Thursday, February 11, 2010

"Dry Manhattan," by Michael Lerner

"Dry Manhattan: Prohibition in New York City" tells you a lot about New York, a little less about Prohibition, and somehow gets the mix right.

The Eighteenth Amendment, if author Michael Lerner's research and interpretations are correct, was birthed by the boozy saloons of New York City's immigrant quarters and foundered upon the same immovable rock of intemperance.

Protestant folks in middle America couldn't abide by the sin-soaked goings-on in the Big Apple and other urban centers. In the end, making something almost everybody approved of a matter of general disapproval did not present the property recipe (if ever one existed).

Lerner dissects William H. Anderson's stealth effort to make alcohol illegal in New York and the lackadaisical response of local politicians and citizens to his ultimately successful campaign.

It is a fatalistic march marked with the same strange inertia that led to other historical debacles like Hitler’s rise to power, the South’s secession from the union, or George W. Bush.

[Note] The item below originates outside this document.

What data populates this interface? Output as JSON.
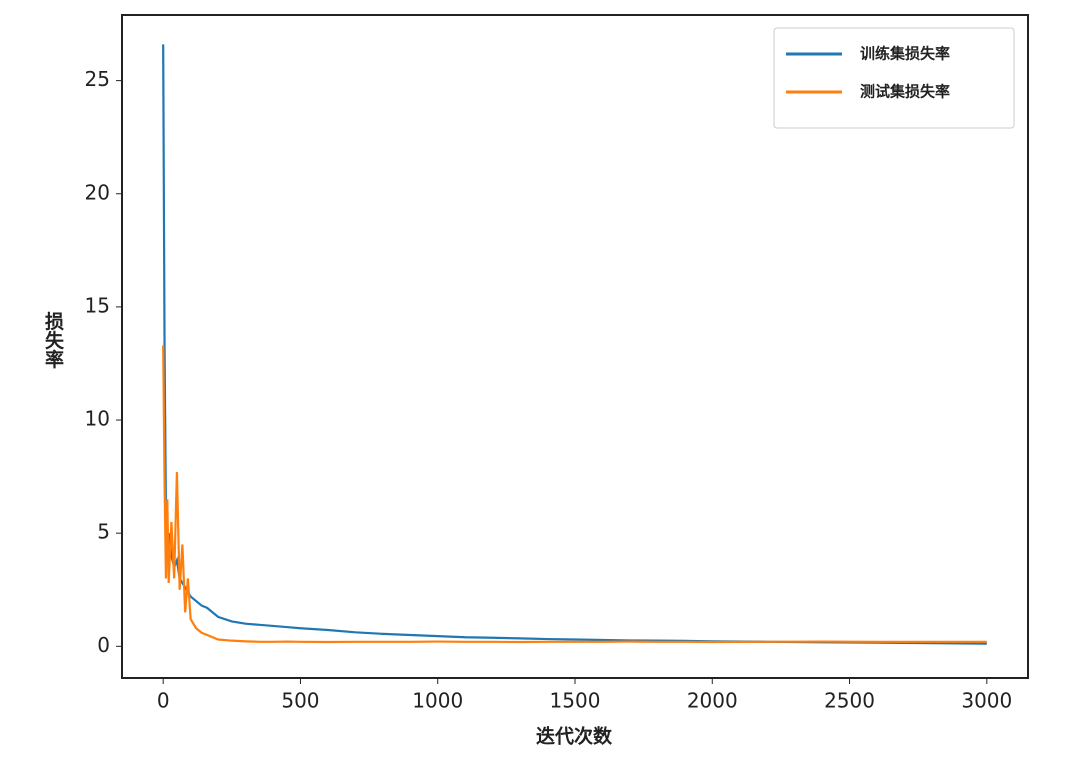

"Dry Manhattan," is a story about how Manhattan was never dry at all, even when defying the law landed a goodly number of people in jail or ruined lives.

In the end, there was something stuffy, Anglo, and very 19th Century about the Eighteenth Amendment that quickly wore out the efficacy of its most persuasive arguments.

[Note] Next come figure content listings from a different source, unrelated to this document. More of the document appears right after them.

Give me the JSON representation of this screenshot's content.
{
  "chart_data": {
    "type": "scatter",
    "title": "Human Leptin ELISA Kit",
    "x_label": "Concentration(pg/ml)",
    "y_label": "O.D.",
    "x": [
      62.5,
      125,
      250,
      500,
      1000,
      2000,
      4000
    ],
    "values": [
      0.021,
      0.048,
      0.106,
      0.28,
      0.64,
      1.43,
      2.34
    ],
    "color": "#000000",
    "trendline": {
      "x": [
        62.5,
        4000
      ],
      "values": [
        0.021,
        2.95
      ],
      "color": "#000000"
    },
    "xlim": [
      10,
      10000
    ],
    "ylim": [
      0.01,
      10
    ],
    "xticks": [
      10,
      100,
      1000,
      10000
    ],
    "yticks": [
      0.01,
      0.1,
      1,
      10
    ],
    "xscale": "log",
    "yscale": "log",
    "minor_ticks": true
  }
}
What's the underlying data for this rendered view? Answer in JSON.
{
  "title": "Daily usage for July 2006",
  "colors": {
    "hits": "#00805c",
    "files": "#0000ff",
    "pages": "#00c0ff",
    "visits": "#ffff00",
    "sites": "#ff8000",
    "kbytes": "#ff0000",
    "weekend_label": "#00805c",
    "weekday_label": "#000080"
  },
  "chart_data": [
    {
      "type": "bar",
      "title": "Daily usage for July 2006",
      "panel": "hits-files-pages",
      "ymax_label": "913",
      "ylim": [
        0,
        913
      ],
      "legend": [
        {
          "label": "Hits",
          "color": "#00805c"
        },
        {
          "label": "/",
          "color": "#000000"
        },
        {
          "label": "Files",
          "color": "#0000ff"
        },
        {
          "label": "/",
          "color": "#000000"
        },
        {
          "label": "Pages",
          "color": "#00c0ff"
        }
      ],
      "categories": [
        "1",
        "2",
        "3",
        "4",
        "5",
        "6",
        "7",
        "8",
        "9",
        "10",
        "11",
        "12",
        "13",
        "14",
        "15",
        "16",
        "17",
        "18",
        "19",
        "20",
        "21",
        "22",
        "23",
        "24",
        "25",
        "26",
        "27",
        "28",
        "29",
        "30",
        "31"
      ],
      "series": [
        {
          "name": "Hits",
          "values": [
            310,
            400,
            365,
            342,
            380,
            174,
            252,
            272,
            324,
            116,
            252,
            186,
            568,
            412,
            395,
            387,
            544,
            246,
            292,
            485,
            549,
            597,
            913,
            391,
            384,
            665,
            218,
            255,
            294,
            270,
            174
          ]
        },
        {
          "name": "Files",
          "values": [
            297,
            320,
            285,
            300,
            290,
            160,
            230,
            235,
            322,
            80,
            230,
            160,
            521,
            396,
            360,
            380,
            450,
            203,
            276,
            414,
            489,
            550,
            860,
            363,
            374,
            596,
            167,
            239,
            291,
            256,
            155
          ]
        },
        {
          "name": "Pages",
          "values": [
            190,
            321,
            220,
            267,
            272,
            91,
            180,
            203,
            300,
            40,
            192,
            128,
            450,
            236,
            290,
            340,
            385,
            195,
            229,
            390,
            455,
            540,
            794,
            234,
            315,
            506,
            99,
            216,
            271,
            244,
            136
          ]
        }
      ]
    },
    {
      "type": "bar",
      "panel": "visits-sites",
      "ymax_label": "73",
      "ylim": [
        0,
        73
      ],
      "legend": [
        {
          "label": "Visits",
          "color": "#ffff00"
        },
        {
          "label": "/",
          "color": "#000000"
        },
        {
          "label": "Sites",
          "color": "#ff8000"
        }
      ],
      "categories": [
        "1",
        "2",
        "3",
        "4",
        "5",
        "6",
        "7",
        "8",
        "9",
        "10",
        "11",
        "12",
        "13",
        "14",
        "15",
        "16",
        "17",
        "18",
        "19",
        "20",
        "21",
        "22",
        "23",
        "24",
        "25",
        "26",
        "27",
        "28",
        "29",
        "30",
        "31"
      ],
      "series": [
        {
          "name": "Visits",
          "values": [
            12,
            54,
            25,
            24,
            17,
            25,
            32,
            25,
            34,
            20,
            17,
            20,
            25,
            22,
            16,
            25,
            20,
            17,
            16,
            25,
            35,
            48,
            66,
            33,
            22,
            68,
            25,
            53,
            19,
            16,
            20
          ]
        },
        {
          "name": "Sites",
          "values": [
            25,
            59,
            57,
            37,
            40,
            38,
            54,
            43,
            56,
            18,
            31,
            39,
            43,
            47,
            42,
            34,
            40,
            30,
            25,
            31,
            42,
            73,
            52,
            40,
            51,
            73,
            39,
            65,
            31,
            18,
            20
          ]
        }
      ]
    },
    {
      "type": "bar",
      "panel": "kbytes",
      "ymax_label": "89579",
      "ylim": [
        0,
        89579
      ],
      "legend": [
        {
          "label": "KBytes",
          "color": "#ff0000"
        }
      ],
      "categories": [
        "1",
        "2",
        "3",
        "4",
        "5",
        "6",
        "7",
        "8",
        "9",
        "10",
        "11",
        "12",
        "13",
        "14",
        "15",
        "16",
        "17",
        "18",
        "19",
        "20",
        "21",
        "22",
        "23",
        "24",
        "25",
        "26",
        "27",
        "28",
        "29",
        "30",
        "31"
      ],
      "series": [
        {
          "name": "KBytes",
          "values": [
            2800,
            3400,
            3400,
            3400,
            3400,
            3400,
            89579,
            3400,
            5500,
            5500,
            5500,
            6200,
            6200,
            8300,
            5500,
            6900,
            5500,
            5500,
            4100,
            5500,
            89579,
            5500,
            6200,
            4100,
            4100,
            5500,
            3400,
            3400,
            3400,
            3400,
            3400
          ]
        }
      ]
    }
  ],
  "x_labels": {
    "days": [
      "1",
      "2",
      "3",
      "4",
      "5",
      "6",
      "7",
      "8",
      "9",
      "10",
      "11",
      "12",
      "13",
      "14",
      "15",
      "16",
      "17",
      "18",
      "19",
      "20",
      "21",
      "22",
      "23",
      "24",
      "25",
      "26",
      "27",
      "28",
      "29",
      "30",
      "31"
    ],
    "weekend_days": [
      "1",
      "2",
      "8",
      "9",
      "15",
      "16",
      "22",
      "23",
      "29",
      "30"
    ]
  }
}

Prohibition didn't make America better. It made it much worse. Especially through illegal mafias that sought to accumulate windfall profits associated with the risk of moving such contraband around.

Crazy innovating entrepreneurs! They're as American as the Martini.

More than anything else, Lerner's book details how the cool crowd (yes, even then) was able to infuse illegal drinking with a cachet all those Mabels and Myrtles from the Women’s Christian Temperance Union could never combat.

And most importantly, there was New York and its drinking habit, alone atop the country's media circus. It was not the only place America looked to for pointers on style and novelty, but the dry folks could hardly expect help from the wacky western pole that harbored Hollywood.

"Cosmopolitanism" is what Lerner sees as a key to the Wet counter-reformation on alcohol. And what place was more so than Manhattan?

The book resuscitates the name of New York Governor Al Smith and discusses how his losing campaign for president actually laid the groundwork for a national Democratic coalition that would reign supreme over five decades; on-and-off, and more-or-less.